Прежде всего Максим вперился взглядом в фотографию, сопровождающую искомую статью. Это был портрет черноволосого темноглазого мужчины, чем-то отдалённо напоминающего цыгана. “Скрипач Милош Ионеску, — гласила подпись под фото. — Румыния”.
— И?.. — так и не начиная читать, с заминкой спросил Максим у матери. Глаза успели выхватить лишь обрывки фраз, огрызки предложений:
“В двенадцать лет Милош получил свою первую скрипку Страдивари — от английской королевы, в знак уважения…”
“В возрасте пятнадцати лет записал дебютную пластинку…”
“Лауреат многочисленных международных конкурсов…”
“Много гастролирует по миру…”
“Не женат, детей нет”.
Сердце заколотилось быстрее, ладони невольно вспотели. Ему страшно было озвучить своё предположение вслух, и всё же пребывать в неизвестности тоже больше не оставалось сил.
— Да, — кивнула мать, отводя глаза, не сумев выдержать требовательного, испытывающего взгляда Максима. — Милош — твой отец.

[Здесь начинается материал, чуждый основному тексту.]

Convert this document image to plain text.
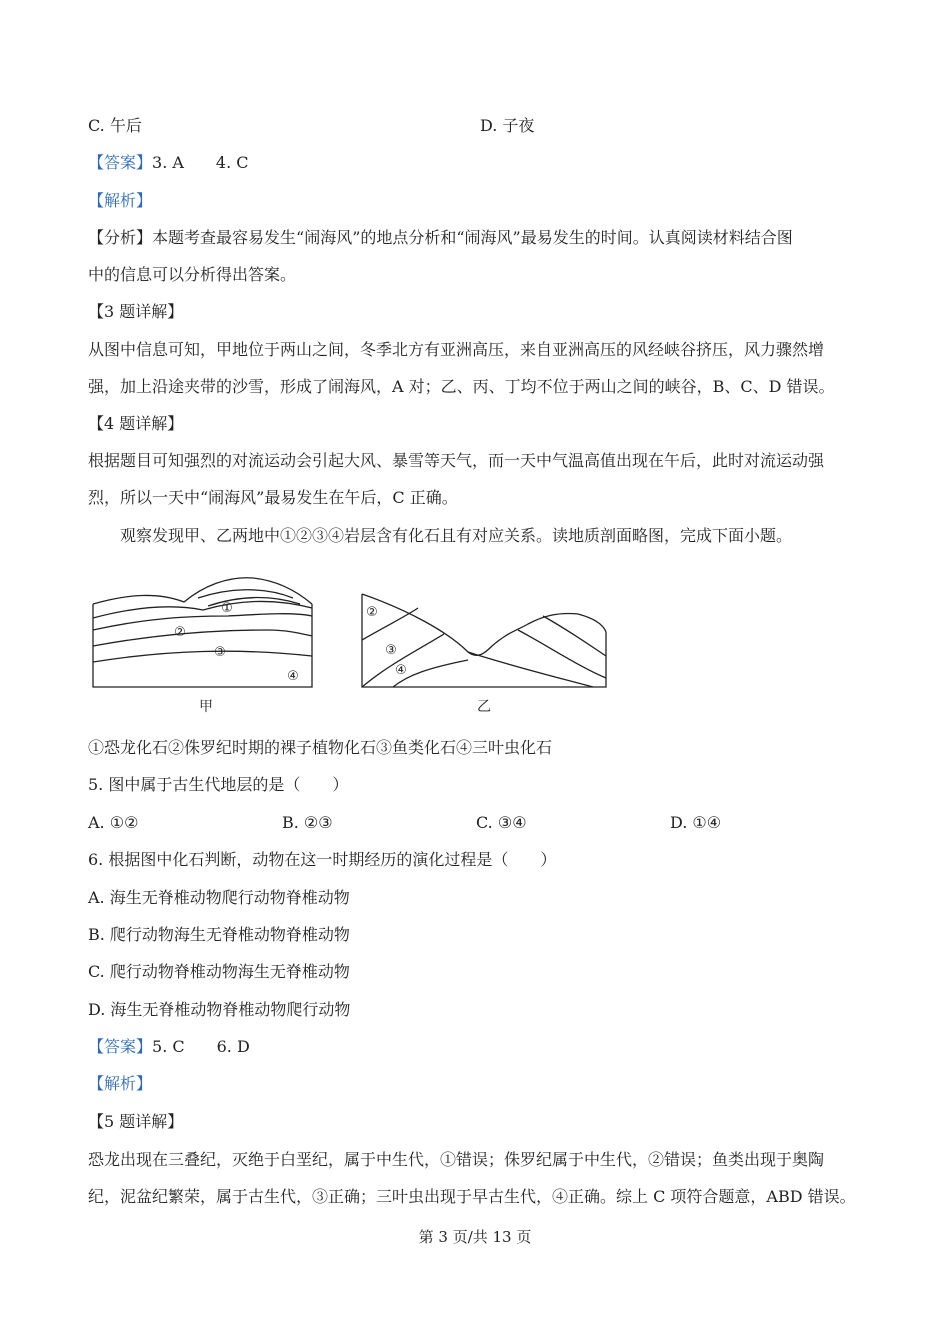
C. 午后	D. 子夜
【答案】3. A　　4. C
【解析】
【分析】本题考查最容易发生“闹海风”的地点分析和“闹海风”最易发生的时间。认真阅读材料结合图
中的信息可以分析得出答案。
【3 题详解】
从图中信息可知，甲地位于两山之间，冬季北方有亚洲高压，来自亚洲高压的风经峡谷挤压，风力骤然增
强，加上沿途夹带的沙雪，形成了闹海风，A 对；乙、丙、丁均不位于两山之间的峡谷，B、C、D 错误。
【4 题详解】
根据题目可知强烈的对流运动会引起大风、暴雪等天气，而一天中气温高值出现在午后，此时对流运动强
烈，所以一天中“闹海风”最易发生在午后，C 正确。
观察发现甲、乙两地中①②③④岩层含有化石且有对应关系。读地质剖面略图，完成下面小题。
①
②
③
④
②
③
④
甲	乙
①恐龙化石②侏罗纪时期的裸子植物化石③鱼类化石④三叶虫化石
5. 图中属于古生代地层的是（　　）
A. ①②	B. ②③	C. ③④	D. ①④
6. 根据图中化石判断，动物在这一时期经历的演化过程是（　　）
A. 海生无脊椎动物爬行动物脊椎动物
B. 爬行动物海生无脊椎动物脊椎动物
C. 爬行动物脊椎动物海生无脊椎动物
D. 海生无脊椎动物脊椎动物爬行动物
【答案】5. C　　6. D
【解析】
【5 题详解】
恐龙出现在三叠纪，灭绝于白垩纪，属于中生代，①错误；侏罗纪属于中生代，②错误；鱼类出现于奥陶
纪，泥盆纪繁荣，属于古生代，③正确；三叶虫出现于早古生代，④正确。综上 C 项符合题意，ABD 错误。
第 3 页/共 13 页
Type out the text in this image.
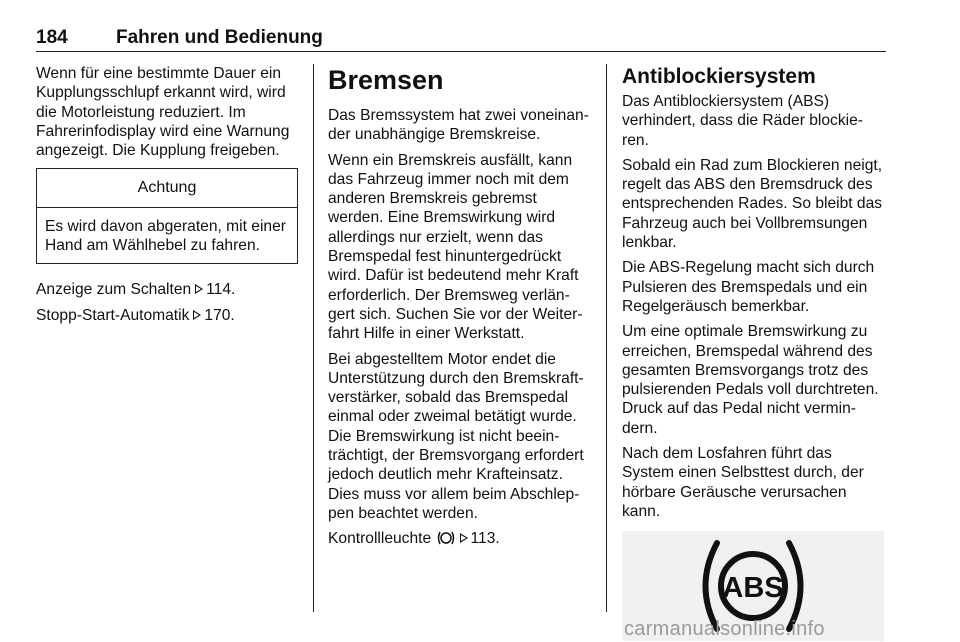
184	Fahren und Bedienung

Wenn für eine bestimmte Dauer ein Kupplungsschlupf erkannt wird, wird die Motorleistung reduziert. Im Fahrerinfodisplay wird eine Warnung angezeigt. Die Kupplung freigeben.

Achtung
Es wird davon abgeraten, mit einer Hand am Wählhebel zu fahren.

Anzeige zum Schalten 114.

Stopp-Start-Automatik 170.

Bremsen

Das Bremssystem hat zwei voneinan-der unabhängige Bremskreise.

Wenn ein Bremskreis ausfällt, kann das Fahrzeug immer noch mit dem anderen Bremskreis gebremst werden. Eine Bremswirkung wird allerdings nur erzielt, wenn das Bremspedal fest hinuntergedrückt wird. Dafür ist bedeutend mehr Kraft erforderlich. Der Bremsweg verlän-gert sich. Suchen Sie vor der Weiter-fahrt Hilfe in einer Werkstatt.

Bei abgestelltem Motor endet die Unterstützung durch den Bremskraft-verstärker, sobald das Bremspedal einmal oder zweimal betätigt wurde. Die Bremswirkung ist nicht beein-trächtigt, der Bremsvorgang erfordert jedoch deutlich mehr Krafteinsatz. Dies muss vor allem beim Abschlep-pen beachtet werden.

Kontrollleuchte	113.

Antiblockiersystem

Das Antiblockiersystem (ABS) verhindert, dass die Räder blockie-ren.

Sobald ein Rad zum Blockieren neigt, regelt das ABS den Bremsdruck des entsprechenden Rades. So bleibt das Fahrzeug auch bei Vollbremsungen lenkbar.

Die ABS-Regelung macht sich durch Pulsieren des Bremspedals und ein Regelgeräusch bemerkbar.

Um eine optimale Bremswirkung zu erreichen, Bremspedal während des gesamten Bremsvorgangs trotz des pulsierenden Pedals voll durchtreten. Druck auf das Pedal nicht vermin-dern.

Nach dem Losfahren führt das System einen Selbsttest durch, der hörbare Geräusche verursachen kann.

ABS
carmanualsonline.info
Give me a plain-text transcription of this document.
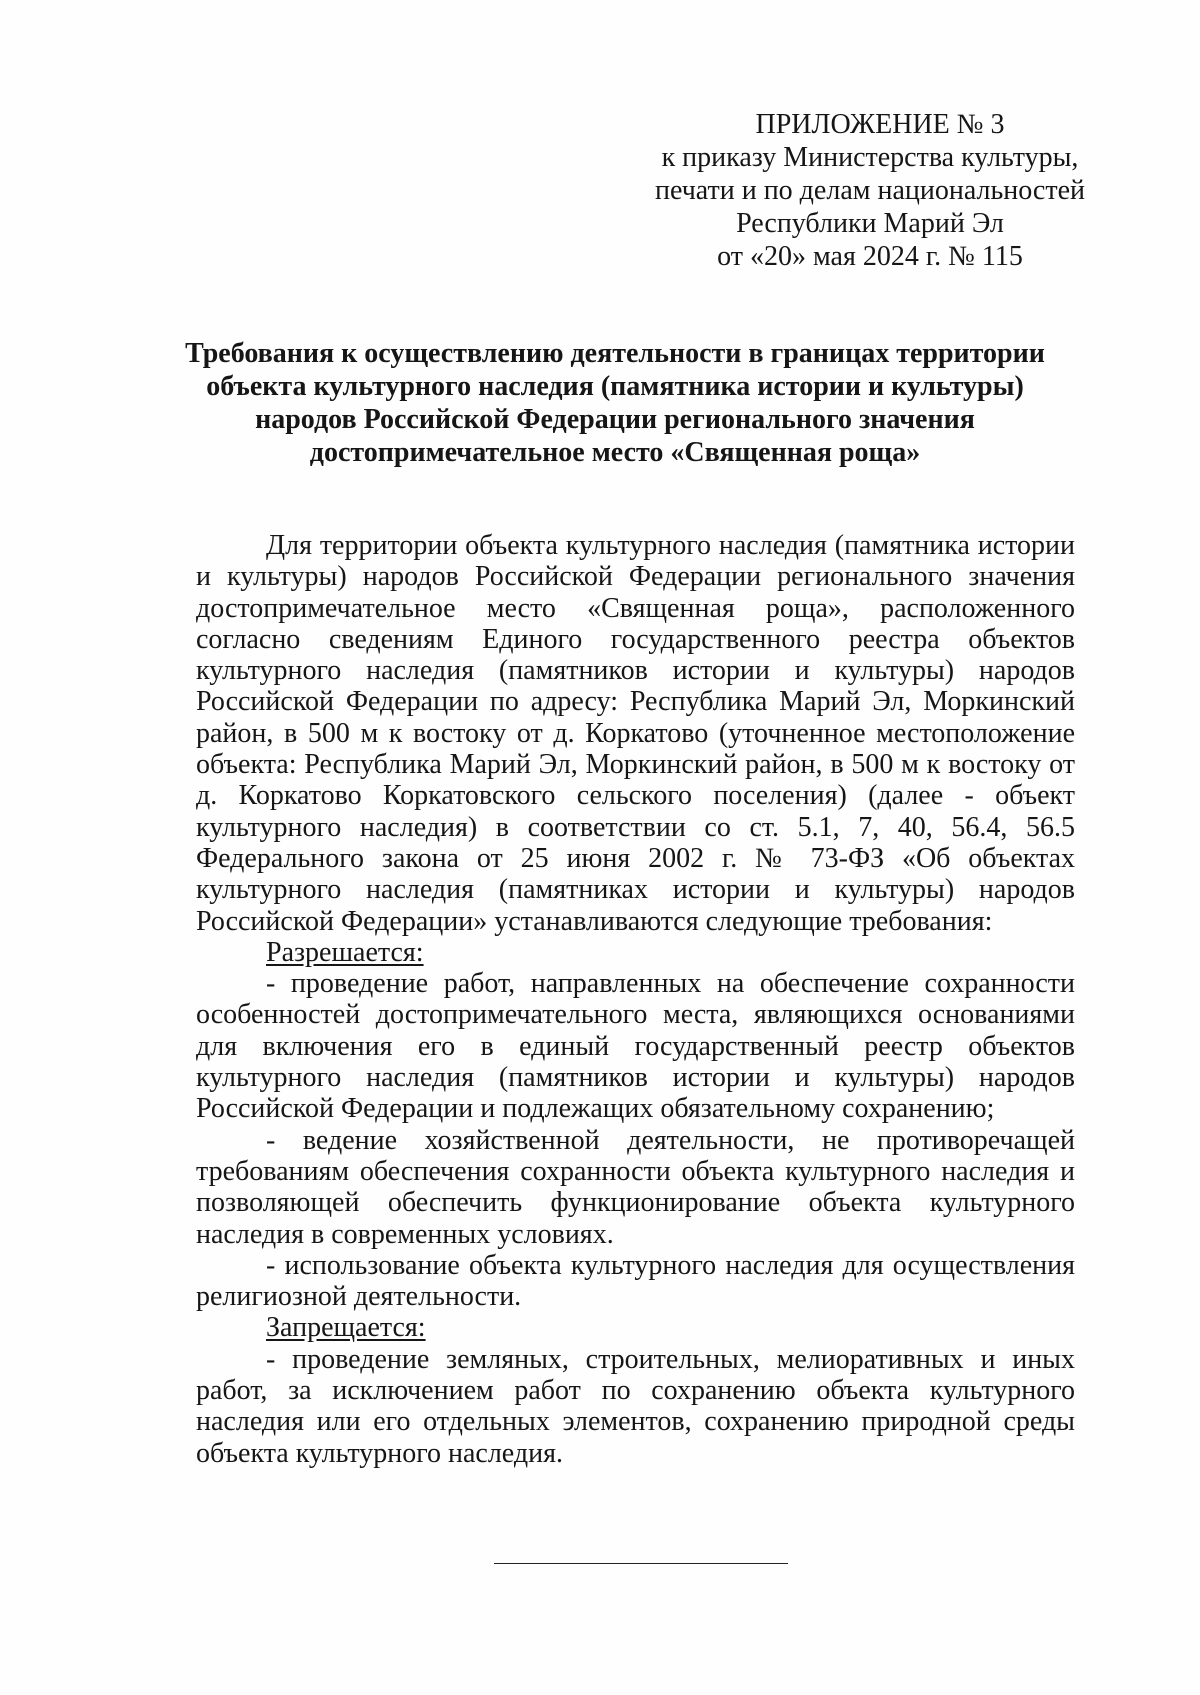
ПРИЛОЖЕНИЕ № 3
к приказу Министерства культуры,
печати и по делам национальностей
Республики Марий Эл
от «20» мая 2024 г. № 115
Требования к осуществлению деятельности в границах территории
объекта культурного наследия (памятника истории и культуры)
народов Российской Федерации регионального значения
достопримечательное место «Священная роща»

Для территории объекта культурного наследия (памятника истории и культуры) народов Российской Федерации регионального значения достопримечательное место «Священная роща», расположенного согласно сведениям Единого государственного реестра объектов культурного наследия (памятников истории и культуры) народов Российской Федерации по адресу: Республика Марий Эл, Моркинский район, в 500 м к востоку от д. Коркатово (уточненное местоположение объекта: Республика Марий Эл, Моркинский район, в 500 м к востоку от д. Коркатово Коркатовского сельского поселения) (далее - объект культурного наследия) в соответствии со ст. 5.1, 7, 40, 56.4, 56.5 Федерального закона от 25 июня 2002 г. № 73-ФЗ «Об объектах культурного наследия (памятниках истории и культуры) народов Российской Федерации» устанавливаются следующие требования:

Разрешается:

- проведение работ, направленных на обеспечение сохранности особенностей достопримечательного места, являющихся основаниями для включения его в единый государственный реестр объектов культурного наследия (памятников истории и культуры) народов Российской Федерации и подлежащих обязательному сохранению;

- ведение хозяйственной деятельности, не противоречащей требованиям обеспечения сохранности объекта культурного наследия и позволяющей обеспечить функционирование объекта культурного наследия в современных условиях.

- использование объекта культурного наследия для осуществления религиозной деятельности.

Запрещается:

- проведение земляных, строительных, мелиоративных и иных работ, за исключением работ по сохранению объекта культурного наследия или его отдельных элементов, сохранению природной среды объекта культурного наследия.
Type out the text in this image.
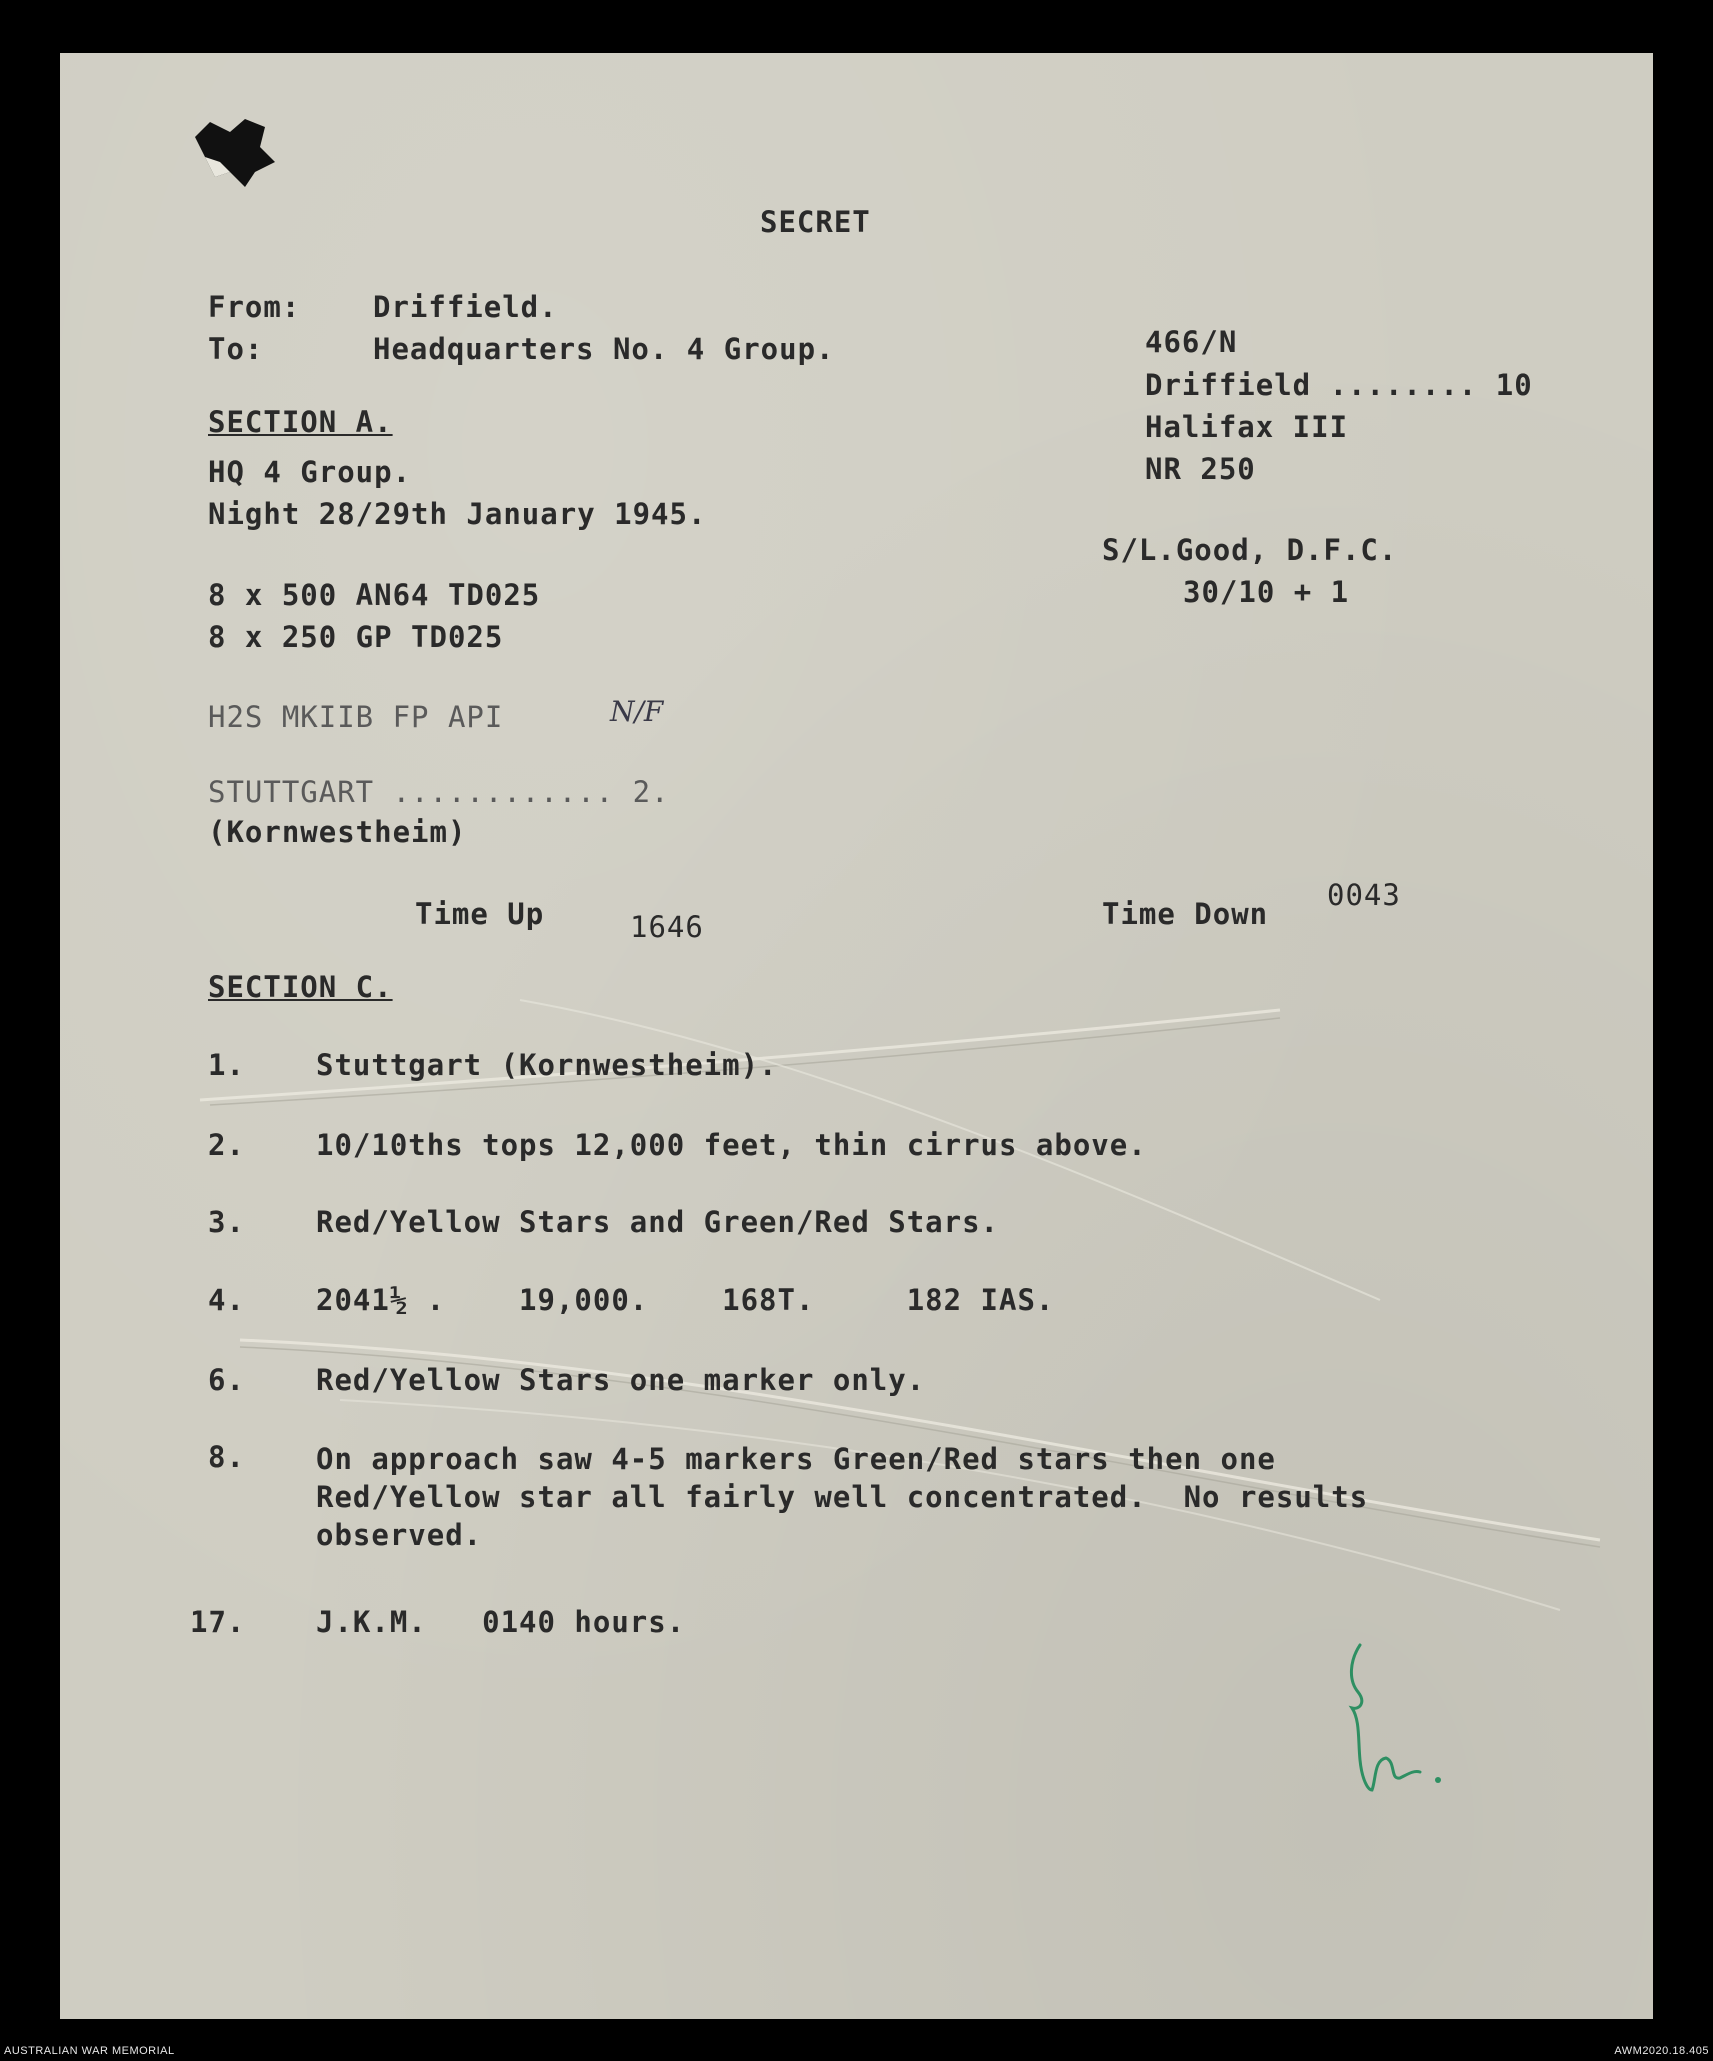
SECRET
From:	Driffield.
To:	Headquarters No. 4 Group.	466/N
Driffield ........ 10
Halifax III
NR 250
S/L.Good, D.F.C.
30/10 + 1
SECTION A.
HQ 4 Group.
Night 28/29th January 1945.
8 x 500 AN64 TD025
8 x 250 GP TD025
H2S MKIIB FP API	N/F
STUTTGART ............ 2.
(Kornwestheim)
Time Up	1646	Time Down
0043
SECTION C.
1. Stuttgart (Kornwestheim).
2. 10/10ths tops 12,000 feet, thin cirrus above.
3. Red/Yellow Stars and Green/Red Stars.
4. 2041½ .    19,000.    168T.     182 IAS.
6. Red/Yellow Stars one marker only.
8. On approach saw 4-5 markers Green/Red stars then one
Red/Yellow star all fairly well concentrated.  No results
observed.
17. J.K.M.   0140 hours.
AUSTRALIAN WAR MEMORIAL	AWM2020.18.405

— Что, серьёзно?! — миндалевидные глаза Лерки стали совсем круглыми, как у совы. — Ты — сын знаменитости?
Виолончель Максима, убранная в футляр, лежала на земле у их ног. Сами же они сидели плечом к плечу на бортике песочницы, чудом уцелевшей в смутное время нищеты и разрухи. С начала девяностых во дворе не осталось ни одной традиционной “старушачьей” лавочки, не говоря уж о незамысловатых детских радостях вроде турника, горки или качелей. А вот песочница, как ни странно, сохранилась, и теперь вечерами в ней часто можно было видеть компании молодёжи. Играли на гитаре, распивали пиво или дешёвый портвейн, дымили как паровозы и весело гоготали, вызывая возмущение здешних бабок, которые шипели на ребят из окон, бранились, осыпая их головы всевозможными проклятиями, но всё-таки предусмотрительно не рисковали спускаться во двор для открытой схватки. Иногда песочница служила местом встречи местных алкашей, порой в неё испражнялись дворовые собаки и кошки… вот только по прямому назначению её давно никто не использовал. Впрочем, и песок туда не завозили уже несколько лет, с самого развала Союза.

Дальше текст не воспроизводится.